ABSTRACT

Flavor, a powerful determinant of human consummatory behavior throughout the life span, is a product of several sensory systems, most notably those of taste and smell. The perceptions arising from these two senses are often confused and misappropriated, with such sensations as vanilla, meat sauce, fish, chocolate, and coffee being erroneously attributed to the taste system per se. In fact, taste sensations, mediated by taste buds distributed throughout the oral cavity (see Chapter 32), are largely those of sweet, sour, bitter, salty, and perhaps metallic and savory (e.g., the “umami” taste of monosodium glutamate).
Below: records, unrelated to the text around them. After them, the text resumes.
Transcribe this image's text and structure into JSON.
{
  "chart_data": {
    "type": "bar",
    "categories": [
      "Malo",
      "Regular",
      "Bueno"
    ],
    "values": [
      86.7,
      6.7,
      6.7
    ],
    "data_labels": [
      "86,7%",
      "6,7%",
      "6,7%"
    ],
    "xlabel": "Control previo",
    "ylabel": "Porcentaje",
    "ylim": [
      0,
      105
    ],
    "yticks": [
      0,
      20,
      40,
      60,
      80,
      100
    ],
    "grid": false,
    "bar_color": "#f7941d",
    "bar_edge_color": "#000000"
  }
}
Smell sensations, on the other hand, encompass thousands of diverse qualities, some of which are noted above. The receptors for the olfactory system, located high in the nasal chambers, are stimulated not only during inhalation (orthonasal route), but during suckling in infants and deglutition in adults, when molecules reach the receptors by passing from the oral cavity through the nasal pharynx (retronasal route) (Fig. 1). It is this retronasal stimulation arising from the molecules of foodstuffs that leads to the predominant flavor sensations. As noted in detail in several chapters of this volume (e.g., Chapters 2-6), olfactory sensations result from the activation of 1000 or more distinct types of chemical receptors located on millions of receptor cells lining the upper recesses of the nasal cavity.